The ultimate flexibility in voice communications: voice over wireless

The ultimate flexibility in voice communications: voice over wireless

Voice over IP (VoIP) is a proven and cost-effective way of delivering voice across the enterprise, however, some employees who rely on voice contact to exchange important information — healthcare workers or workers in a manufacturing plant, for example —  can’t easily reach a landline or rely on cell phones. For these users, Voice over Wireless (VoWLAN) is an alternative solution.

Wireless — or more accurately, cordless — phones have been around for a long time:  Digital Enhanced Cordless Telecommunications (DECT) connects portable handsets to a base station and is commonly used by consumers and small business, but it can’t compete with modern products or enterprise-grade requirements.

Besides improved coverage, VoWLAN is attractive to business users because:

  • many companies provide in-building Wi-Fi for mobile data use and this, along with their investment in a VoIP network, can be extended to incorporate a VoWLAN service;
  • cellular phones are expensive and unreliable because of poor signal coverage;
  • any phone that supports IEEE 802.11 Wi-Fi should be able to connect to a VoWLAN network, meaning employee smartphones can be re-purposed; and
  • VoWLAN services offer more features than a cellular network.

Network design considerations

VoWLAN is vulnerable to the same Quality of Service problems that affect VoIP but has additional problems introduced by wireless connection. Since users are likely to expect the same quality from their VoWLAN service as they get from a fixed line, QoS is a key design consideration.

A site survey should be used to identify best access point placement, power levels, user characteristics and call volumes, and repeated when there are significant changes to the user population or building / campus layout.

While data users generally stay in one place, or perhaps move between a desk and office on a single floor, the same can’t be said of users whose job requires they move around during a call. Consequently, access points need to be purposefully placed to provide coverage in dead spots such as stairwells, passageways or elevators. Moreover, products like the Cisco Aironet 4800 should be used to automatically re-assign the call to the next best access point as the caller moves, to prevent calls dropping.

Some areas are more likely to be used for calls than others, so, call density should also be factored into design. As a rough rule-of-thumb, 15-20 voice devices per access point is a reasonable average to aim for, and a two-minute call could use up to 1.5MB of data, so that needs to be factored into bandwidth calculations at the same time.
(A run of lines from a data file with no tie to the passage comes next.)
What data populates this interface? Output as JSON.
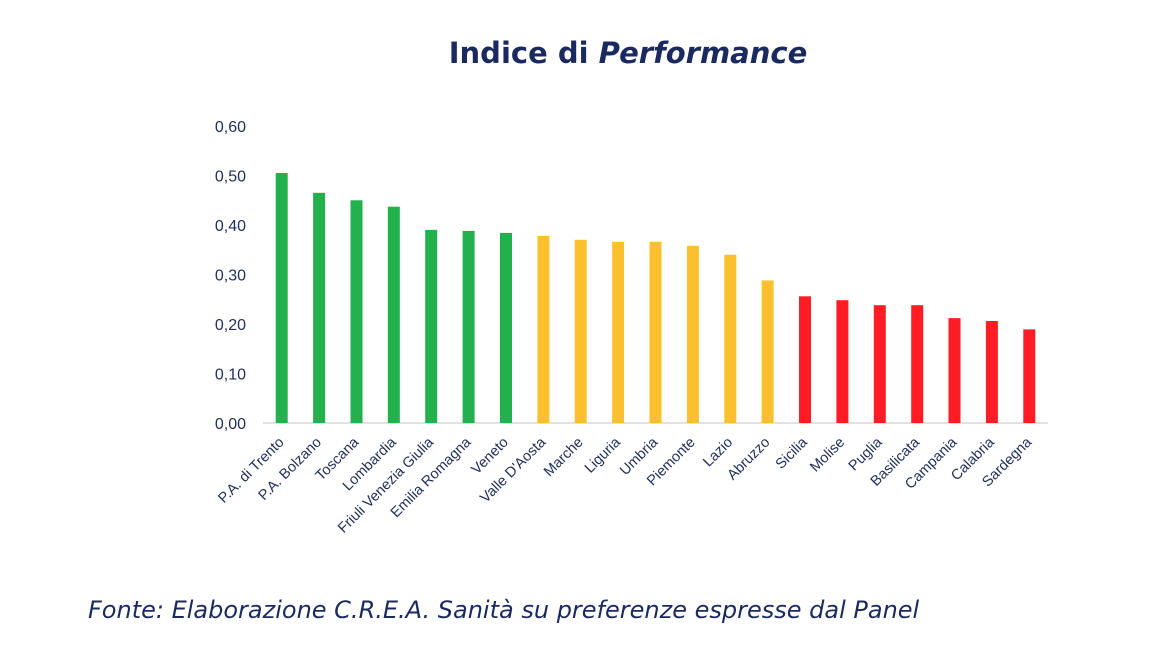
{
  "title": {
    "text": "Indice di",
    "emphasis": "Performance"
  },
  "source_note": "Fonte: Elaborazione C.R.E.A. Sanità su preferenze espresse dal Panel",
  "colors": {
    "green": "#22b14c",
    "yellow": "#fbc02d",
    "red": "#ff1d25",
    "title": "#1a2a5e",
    "axis_text": "#1f2d5a"
  },
  "chart_data": {
    "type": "bar",
    "title": "Indice di Performance",
    "xlabel": "",
    "ylabel": "",
    "ylim": [
      0,
      0.6
    ],
    "yticks": [
      "0,00",
      "0,10",
      "0,20",
      "0,30",
      "0,40",
      "0,50",
      "0,60"
    ],
    "grid": false,
    "legend": "none",
    "categories": [
      "P.A. di Trento",
      "P.A. Bolzano",
      "Toscana",
      "Lombardia",
      "Friuli Venezia Giulia",
      "Emilia Romagna",
      "Veneto",
      "Valle D'Aosta",
      "Marche",
      "Liguria",
      "Umbria",
      "Piemonte",
      "Lazio",
      "Abruzzo",
      "Sicilia",
      "Molise",
      "Puglia",
      "Basilicata",
      "Campania",
      "Calabria",
      "Sardegna"
    ],
    "values": [
      0.505,
      0.465,
      0.45,
      0.437,
      0.39,
      0.388,
      0.384,
      0.378,
      0.37,
      0.366,
      0.366,
      0.358,
      0.34,
      0.288,
      0.256,
      0.248,
      0.238,
      0.238,
      0.212,
      0.206,
      0.189
    ],
    "bar_color_group": [
      "green",
      "green",
      "green",
      "green",
      "green",
      "green",
      "green",
      "yellow",
      "yellow",
      "yellow",
      "yellow",
      "yellow",
      "yellow",
      "yellow",
      "red",
      "red",
      "red",
      "red",
      "red",
      "red",
      "red"
    ]
  }
}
Using 5GHz is often a better choice since channels are less congested and provide faster throughput.

Take advantage of vendor design guides such as that offered by Cisco to dig deeper into these and other design considerations.

Equipment

VoWLAN equipment comprises a Wireless IP phone or smart/cell phone, wireless access points, wired network to connect the access points to a controller that routes calls and provides feature such as call forwarding and voicemail.

It’s wise to buy the access points and controller from the same vendor to ensure interoperability since they are the heart of the system, but you can be more selective when considering handsets.
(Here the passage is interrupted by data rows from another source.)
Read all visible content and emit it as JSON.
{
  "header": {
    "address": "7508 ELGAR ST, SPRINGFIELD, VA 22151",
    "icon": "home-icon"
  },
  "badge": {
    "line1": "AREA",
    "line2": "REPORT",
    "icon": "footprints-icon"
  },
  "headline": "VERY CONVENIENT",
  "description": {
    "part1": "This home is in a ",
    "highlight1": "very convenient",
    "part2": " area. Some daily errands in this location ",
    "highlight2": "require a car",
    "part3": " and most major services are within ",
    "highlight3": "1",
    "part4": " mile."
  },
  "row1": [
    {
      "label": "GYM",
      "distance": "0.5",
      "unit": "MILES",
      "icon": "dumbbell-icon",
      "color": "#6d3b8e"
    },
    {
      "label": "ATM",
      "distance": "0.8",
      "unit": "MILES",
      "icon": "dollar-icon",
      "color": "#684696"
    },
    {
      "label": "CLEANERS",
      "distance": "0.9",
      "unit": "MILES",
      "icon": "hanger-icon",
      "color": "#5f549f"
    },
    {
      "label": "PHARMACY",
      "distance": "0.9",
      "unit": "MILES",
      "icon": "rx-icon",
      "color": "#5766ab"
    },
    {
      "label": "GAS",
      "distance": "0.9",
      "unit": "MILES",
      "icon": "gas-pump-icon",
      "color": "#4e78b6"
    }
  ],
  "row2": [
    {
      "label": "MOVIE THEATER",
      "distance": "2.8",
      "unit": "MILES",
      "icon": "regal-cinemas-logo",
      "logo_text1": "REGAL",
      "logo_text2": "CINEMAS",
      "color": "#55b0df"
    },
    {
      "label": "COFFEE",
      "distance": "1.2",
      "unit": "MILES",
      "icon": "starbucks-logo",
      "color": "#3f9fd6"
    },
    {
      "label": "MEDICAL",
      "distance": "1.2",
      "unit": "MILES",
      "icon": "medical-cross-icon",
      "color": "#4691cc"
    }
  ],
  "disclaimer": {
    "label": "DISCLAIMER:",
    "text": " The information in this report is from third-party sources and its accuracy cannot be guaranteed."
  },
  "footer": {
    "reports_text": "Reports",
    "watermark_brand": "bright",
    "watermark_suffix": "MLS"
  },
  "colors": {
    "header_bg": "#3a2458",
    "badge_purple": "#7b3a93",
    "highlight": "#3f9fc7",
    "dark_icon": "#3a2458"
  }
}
Good quality VoWLAN handsets such as those from Grandstream or Cisco have a long range, support dynamic roaming and have various features to optimize call quality.

As a fall back, it’s possible to convert a desk-based IP Phone for VoWLAN using adapters such as those from Yealink and  Polycom.

The other option is enabling smartphones, whether company or user-owned, for VoWLAN use. Most smartphones can connect to a Wi-Fi network, primarily for data, but the same connection can be used for voice with an appropriate app and configuration changes.

The Digium softphone is an android or IoS app that allows a smartphone to use the VoWLAN to connect to and use the enterprise VOIP network in much the same way as desk phone, allowing the user access to enterprise VOIP features such as call transfer, vmail or address book.

Alternatively, users can utilize Wi-Fi calling services provided by an increasing number of carriers, using the enterprise IP network for the ‘last hundred meters’.

Another option is to use Closed User Group SIMs on smartphones. This will reduce charges for calls made within the building or campus, but there is still a charge to pay to the carrier and they don’t solve the problem of poor signal or dead spots.